Claire, justement. Elle passa dans l’encadrement de la fenêtre à sa chambre, cela se produisit plusieurs fois, elle rangeait sans doute les affaires de Max. Il ne pouvait être ques­tion de troubler ce devoir de mémoire : empiler les slips du monsieur dans sa va­lise et la boucler comme on en finit avec un souvenir douteux. La chambre qui leur avait été attribuée par Fernand donnait sur la pi­nède. C’est là que je me tenais, adossé à un arbre, mâchonnant un brin d’herbe. Cette pose me convenait, il me semblait être le dernier d’une longue lignée d’amants romantiques adossés à quelque chose, une herbe à la bouche, rê­veurs sous une fe­nêtre anodine, bleutée par la lune.
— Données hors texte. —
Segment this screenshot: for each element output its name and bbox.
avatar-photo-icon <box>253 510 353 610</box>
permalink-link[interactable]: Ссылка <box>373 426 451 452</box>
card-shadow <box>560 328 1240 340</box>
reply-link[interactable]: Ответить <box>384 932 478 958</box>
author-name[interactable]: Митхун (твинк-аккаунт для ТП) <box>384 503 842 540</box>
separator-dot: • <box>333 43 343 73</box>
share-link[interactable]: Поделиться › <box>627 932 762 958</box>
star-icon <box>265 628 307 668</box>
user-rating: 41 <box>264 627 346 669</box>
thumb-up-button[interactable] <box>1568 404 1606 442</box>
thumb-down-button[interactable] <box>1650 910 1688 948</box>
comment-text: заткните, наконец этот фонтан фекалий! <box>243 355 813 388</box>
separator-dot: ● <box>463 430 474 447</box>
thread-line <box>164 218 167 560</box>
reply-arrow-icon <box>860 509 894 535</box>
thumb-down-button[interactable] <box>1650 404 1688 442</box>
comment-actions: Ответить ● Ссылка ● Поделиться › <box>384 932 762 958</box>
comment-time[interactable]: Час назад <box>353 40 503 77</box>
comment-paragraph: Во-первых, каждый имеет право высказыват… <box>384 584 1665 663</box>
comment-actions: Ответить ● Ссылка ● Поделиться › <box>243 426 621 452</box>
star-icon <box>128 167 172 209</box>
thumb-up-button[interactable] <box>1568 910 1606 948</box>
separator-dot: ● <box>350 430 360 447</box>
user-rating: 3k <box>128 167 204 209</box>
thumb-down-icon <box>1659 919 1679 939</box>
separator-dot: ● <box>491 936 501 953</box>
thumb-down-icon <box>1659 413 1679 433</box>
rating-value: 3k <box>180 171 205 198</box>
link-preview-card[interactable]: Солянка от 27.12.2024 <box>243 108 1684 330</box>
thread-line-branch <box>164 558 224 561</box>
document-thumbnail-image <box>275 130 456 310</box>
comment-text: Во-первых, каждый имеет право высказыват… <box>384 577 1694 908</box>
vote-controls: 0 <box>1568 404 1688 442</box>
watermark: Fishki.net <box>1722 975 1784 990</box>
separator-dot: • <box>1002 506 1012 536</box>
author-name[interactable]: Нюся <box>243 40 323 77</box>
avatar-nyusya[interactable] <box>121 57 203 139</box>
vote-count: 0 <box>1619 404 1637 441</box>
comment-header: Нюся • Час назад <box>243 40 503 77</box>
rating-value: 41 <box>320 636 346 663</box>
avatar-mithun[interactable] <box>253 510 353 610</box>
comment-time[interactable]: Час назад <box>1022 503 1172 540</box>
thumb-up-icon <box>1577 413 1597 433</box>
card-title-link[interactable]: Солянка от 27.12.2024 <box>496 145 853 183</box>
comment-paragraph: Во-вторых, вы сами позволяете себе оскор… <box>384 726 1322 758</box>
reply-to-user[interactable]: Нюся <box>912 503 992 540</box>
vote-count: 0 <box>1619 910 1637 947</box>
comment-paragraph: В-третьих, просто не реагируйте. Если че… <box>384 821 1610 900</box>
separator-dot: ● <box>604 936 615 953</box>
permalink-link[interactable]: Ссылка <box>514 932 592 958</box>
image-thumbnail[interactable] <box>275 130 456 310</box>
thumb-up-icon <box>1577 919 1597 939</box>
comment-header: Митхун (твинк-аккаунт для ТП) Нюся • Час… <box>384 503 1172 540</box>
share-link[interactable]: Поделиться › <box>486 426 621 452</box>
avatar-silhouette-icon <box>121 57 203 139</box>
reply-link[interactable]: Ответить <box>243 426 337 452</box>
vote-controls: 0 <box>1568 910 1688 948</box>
Cette vacuité laisse l’esprit libre. La pensée fait des sauts de puce en tous sens. Le cré­puscule se glissa sous les buissons, grimpa aux arbres, s’en­fouit dans les cœurs. Le silence de la cam­pagne, le très réel silence de cette cam­pagne-là, ne m’inquiétait plus, je l’aimais. Le climat accompagne les humeurs des hommes comme le contrepoint dans la musique baroque, plu­vieux les jours de cimetière, ensoleillé les jours heureux, il sympathise, est amical ou mo­queur. Cette fois la campagne fut zen par son mu­tisme. Ayant l’esprit vide, j’étais forcément en état de méditation.

Je découvris alors – par un nouveau saut de puce morose qui retomba dans un bond de grenouille joyeuse sur un nénuphar – un lien commun à tous ces meurtres.

Marteau, machine agricole, meule, feu de feuilles mortes, râ­teau.

Le rébus  attendait d’être lu. Le coupable n’était plus notre ancienne amitié. Ce n’était pas YMPOH. Ce n’était pas un mau­vais rêve. C’étaient les outils de travail. Un agriculteur fou ! Un bouseux dément ! Normal !

À cet instant, un certain nombre de slips, chemises et chaus­settes passa à toute volée par la fenêtre de Claire.